Can Peru’s Government Balance Heritage, Access, And Community Needs
For Carlos González, president of the chamber of tourism for the Department of Cusco, the chaos around buses and ticketing is a symptom of a bigger problem: fragmented oversight. He believes Peru needs a stronger, more coherent state role in managing the country’s most valuable travel assets. “We are pushing for an update in the law so that the vice ministry of tourism can take care of all the travel resources in our country,” he told The BBC. “If we don’t have a unified approach to Peru as a destination, we can’t be competitive in the long term.”
He also argues that the visitor experience at Machu Picchu itself needs to be rethought. Right now, everyone is funnelled through the same routes and viewpoints, whether they are pilgrims seeking spiritual quiet or influencers chasing perfect TikTok clips. González imagines additional entrances and segmented spaces: one area where “spiritual travellers” can gather for meditative rituals, another for younger visitors, “more inclined to do their Tik Toks and their stories for Instagram,” so they can “enjoy themselves in a young fashion” without disturbing others.

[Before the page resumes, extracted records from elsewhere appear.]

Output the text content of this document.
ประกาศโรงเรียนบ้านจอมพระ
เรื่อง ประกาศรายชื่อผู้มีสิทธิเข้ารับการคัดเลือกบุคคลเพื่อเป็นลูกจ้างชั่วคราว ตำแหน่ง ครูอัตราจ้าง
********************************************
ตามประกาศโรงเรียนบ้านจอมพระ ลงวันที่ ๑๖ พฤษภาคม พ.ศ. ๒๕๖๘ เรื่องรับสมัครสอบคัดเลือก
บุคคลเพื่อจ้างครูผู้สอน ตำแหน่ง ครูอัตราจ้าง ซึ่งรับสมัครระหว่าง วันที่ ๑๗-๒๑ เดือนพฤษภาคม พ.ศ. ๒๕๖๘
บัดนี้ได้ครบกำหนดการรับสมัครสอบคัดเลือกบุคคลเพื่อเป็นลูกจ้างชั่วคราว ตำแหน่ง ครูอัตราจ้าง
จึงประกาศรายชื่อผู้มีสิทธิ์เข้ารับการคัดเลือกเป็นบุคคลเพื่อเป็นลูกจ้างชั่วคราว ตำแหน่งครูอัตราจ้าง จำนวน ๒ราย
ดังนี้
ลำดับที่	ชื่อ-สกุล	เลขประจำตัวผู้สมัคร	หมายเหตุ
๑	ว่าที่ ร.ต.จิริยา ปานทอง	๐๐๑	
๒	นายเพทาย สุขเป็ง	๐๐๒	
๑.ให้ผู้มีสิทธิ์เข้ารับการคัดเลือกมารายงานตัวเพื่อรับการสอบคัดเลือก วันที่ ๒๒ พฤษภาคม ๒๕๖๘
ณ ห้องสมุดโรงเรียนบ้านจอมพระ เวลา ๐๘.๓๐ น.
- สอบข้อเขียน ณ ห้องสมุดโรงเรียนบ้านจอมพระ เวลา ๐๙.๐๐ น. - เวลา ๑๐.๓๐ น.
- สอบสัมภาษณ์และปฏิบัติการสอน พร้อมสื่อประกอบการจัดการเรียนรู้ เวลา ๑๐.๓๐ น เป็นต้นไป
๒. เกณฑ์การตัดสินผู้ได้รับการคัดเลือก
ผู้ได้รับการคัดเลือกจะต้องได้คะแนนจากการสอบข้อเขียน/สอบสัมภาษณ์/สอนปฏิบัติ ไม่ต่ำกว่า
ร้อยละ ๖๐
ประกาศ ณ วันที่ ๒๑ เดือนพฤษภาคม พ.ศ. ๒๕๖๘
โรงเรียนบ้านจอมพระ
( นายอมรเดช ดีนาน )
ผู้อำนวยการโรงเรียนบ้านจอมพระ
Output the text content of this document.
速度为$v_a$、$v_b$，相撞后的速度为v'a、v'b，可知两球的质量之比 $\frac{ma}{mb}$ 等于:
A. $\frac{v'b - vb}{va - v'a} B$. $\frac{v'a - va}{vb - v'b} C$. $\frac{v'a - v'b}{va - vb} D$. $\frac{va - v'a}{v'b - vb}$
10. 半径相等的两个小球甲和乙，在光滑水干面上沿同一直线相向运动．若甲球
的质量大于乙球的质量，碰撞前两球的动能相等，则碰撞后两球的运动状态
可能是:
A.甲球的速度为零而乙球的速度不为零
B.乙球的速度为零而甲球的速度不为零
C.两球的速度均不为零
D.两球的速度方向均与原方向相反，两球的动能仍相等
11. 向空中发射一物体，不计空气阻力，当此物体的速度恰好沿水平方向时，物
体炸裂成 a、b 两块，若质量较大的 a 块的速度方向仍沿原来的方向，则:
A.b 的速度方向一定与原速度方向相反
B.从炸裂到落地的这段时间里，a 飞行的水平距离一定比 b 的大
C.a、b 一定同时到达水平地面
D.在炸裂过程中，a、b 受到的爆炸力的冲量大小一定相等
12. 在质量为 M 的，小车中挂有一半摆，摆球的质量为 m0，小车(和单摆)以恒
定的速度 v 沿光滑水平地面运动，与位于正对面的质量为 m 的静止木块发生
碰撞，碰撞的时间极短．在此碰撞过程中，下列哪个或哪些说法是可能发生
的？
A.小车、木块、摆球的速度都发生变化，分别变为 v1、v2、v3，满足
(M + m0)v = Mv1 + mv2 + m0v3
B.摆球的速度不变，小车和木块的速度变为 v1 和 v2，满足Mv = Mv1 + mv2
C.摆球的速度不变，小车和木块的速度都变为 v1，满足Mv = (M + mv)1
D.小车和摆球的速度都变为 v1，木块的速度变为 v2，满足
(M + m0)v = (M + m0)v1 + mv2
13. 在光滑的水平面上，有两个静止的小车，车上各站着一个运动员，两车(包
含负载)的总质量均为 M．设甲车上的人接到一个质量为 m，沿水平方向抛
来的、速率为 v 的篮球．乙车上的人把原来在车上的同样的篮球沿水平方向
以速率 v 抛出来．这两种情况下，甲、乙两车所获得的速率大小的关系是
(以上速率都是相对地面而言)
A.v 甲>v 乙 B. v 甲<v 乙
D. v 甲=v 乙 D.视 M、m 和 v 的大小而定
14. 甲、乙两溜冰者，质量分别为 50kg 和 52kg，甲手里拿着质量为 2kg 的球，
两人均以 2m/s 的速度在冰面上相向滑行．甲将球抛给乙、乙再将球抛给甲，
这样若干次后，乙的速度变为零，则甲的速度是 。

Yet ambitious plans collide with harsh political reality. Peru has had six presidents in six years, a churn that makes long-term policy difficult. “I’ve been a leader of the tourism sector for five years now, and I have lost count of how many ministers, vice ministers, and congresspeople I have spoken to,” González said. In such a volatile environment, even widely accepted reforms can languish.
Back in Aguas Calientes, Caballero says Consettur would be happy to share the road if San Antonio de Torontoy finally wins clearance. “If they are given the final approval, we don’t have a problem working with them. We won’t stop them,” he insisted to The BBC. That sounds conciliatory, but it also underscores just how much power operators still wield over the only motorised route up to Peru’s most treasured site.
Machu Picchu will always captivate the imagination. The question now is whether Peru’s leaders, communities, and companies can reshape the way people reach it so that access, profit, and preservation feel less like a zero-sum game. For the stranded tourists of recent months, and the residents who still lack basic services in the shadow of a global icon, the answer cannot come soon enough.